Menyikapi temuan tersebut Bupati OKI Iskandar melalui Kasubbag Media Komunikasi Publik Setda Pemkab OKI, Adiyanto berharap pemerintah pusat dapat menetapkan kawasan Teluk Cengal sebagai cagar budaya dan pusat penelitian pariwisata, baik nasional maupun internasional. Hal itu penting agar pihaknya dapat menjaga dan meneliti secara lengkap agar terbuka misteri dari situs tersebut.
Menurut Adiyanto, saat ini pihaknya bersama Balai Pelestarian Cagar Budaya (BPCB) Jambi melihat sendiri penemuan benda-benda peninggalan Kerajaan Sriwijaya di Teluk Cengal. Selanjutnya temuan akan dianalisa guna menindaklanjuti lokasi bandar (pelabuhan) Kerajaan Sriwijaya itu.

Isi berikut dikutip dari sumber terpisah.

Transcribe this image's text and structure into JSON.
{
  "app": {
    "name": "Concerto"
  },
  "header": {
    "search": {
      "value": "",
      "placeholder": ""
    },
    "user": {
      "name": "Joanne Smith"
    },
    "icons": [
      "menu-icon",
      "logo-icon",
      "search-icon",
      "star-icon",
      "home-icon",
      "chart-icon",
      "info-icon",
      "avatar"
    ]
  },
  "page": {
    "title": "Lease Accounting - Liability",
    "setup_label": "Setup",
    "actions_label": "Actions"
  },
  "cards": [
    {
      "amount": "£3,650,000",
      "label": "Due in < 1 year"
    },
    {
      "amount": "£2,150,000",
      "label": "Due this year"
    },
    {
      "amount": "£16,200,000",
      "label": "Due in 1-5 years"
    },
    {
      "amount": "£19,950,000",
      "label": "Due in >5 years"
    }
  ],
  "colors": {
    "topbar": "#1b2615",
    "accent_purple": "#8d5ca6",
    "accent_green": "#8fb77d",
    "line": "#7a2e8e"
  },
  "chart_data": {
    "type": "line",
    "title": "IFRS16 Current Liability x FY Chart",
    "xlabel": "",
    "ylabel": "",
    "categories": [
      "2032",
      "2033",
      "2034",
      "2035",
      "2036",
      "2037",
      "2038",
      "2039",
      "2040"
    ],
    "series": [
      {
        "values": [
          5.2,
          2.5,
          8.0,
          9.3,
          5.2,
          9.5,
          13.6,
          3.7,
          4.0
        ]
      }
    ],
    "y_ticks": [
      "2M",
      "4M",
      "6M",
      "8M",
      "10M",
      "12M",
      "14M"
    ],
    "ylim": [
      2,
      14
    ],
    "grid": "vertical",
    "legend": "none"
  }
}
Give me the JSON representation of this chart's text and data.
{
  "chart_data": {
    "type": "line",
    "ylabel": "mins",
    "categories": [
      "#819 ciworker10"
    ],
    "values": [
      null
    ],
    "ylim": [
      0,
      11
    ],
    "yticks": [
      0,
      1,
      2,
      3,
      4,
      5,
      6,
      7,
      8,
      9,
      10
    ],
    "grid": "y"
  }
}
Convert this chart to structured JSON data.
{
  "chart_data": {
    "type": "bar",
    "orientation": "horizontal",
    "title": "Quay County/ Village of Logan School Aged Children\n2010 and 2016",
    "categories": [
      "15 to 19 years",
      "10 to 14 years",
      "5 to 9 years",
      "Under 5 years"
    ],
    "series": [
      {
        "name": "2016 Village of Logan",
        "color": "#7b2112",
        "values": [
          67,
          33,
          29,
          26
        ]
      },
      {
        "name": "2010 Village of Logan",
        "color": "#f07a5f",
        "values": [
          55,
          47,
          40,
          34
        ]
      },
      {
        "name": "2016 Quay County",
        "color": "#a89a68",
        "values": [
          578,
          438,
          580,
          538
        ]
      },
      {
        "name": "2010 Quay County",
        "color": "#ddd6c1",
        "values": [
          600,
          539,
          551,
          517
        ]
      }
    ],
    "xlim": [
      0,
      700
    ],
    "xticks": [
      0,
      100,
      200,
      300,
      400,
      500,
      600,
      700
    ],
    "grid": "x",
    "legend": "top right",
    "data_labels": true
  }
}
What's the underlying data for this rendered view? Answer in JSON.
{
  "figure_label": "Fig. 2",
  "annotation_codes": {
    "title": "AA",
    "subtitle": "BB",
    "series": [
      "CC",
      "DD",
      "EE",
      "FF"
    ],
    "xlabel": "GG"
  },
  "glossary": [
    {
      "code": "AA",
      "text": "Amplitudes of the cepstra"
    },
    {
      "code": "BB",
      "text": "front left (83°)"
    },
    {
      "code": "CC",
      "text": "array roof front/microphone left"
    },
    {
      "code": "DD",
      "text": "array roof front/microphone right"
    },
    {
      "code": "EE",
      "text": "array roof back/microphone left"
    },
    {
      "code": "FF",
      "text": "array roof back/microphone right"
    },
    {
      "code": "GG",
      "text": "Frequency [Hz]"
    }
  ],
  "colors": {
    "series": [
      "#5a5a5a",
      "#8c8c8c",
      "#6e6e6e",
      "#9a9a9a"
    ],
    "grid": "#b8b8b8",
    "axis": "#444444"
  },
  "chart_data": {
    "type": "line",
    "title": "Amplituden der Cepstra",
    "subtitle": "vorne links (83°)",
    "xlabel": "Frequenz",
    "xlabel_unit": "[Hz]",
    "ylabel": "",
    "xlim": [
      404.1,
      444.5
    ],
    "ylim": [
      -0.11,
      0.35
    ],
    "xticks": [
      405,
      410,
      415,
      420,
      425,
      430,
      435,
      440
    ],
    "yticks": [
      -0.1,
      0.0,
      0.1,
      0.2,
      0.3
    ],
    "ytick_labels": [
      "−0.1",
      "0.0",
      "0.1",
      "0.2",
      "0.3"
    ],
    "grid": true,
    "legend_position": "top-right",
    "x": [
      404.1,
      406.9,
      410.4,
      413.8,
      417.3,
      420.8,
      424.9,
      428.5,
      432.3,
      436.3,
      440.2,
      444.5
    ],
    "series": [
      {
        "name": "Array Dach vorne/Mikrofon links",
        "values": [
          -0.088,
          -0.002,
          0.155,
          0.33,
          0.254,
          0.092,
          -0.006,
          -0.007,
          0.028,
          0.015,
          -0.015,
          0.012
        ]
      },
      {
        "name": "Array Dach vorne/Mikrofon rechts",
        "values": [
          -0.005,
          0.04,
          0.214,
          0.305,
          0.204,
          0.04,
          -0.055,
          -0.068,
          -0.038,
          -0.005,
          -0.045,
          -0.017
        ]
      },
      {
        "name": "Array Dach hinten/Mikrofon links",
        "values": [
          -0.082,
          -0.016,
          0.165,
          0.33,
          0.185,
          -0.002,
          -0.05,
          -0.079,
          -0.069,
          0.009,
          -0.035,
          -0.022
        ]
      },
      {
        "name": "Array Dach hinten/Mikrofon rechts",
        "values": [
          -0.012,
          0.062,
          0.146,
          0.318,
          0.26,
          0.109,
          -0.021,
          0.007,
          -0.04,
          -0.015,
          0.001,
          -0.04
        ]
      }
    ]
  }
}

Adiyanto mengatakan masyarakat OKI menunggu arahan dari pemerintah pusat untuk menindaklanjuti agar ada pelindungan terhadap situs-situs di kawasan tersebut. Mengingat di lokasi tersebut banyak peninggalan arkeologi yang rusak dan hilang akibat kebakaran hutan dan lahan, penggalian liar, serta digunakannya lahan situs untuk perkebunan monokultur. Pihaknya juga bersiap diri jika kawasan Teluk Celuk dijadikan sebagai salah satu cagar budaya dan pusat penelitian pariwisata, baik nasional maupun internasional.
Sementara itu Retno Purwanti Tim Balai Arkeologi Palembang menjelaskan pihaknya mengadakan survei di Desa Sungai Pasir, Kecamatan Cengal, pada Maret 2012. Kegiatan survei ini dilakukan berdasarkan laporan ditemukannya benda kepurbakalaan diduga peninggalan kerajaan Sriwijaya di Desa Sungai Pasir oleh seorang guru bernama Madarhan (41 tahun) yang datang ke kantor Balai Arkeologi di Palembang pada 2010.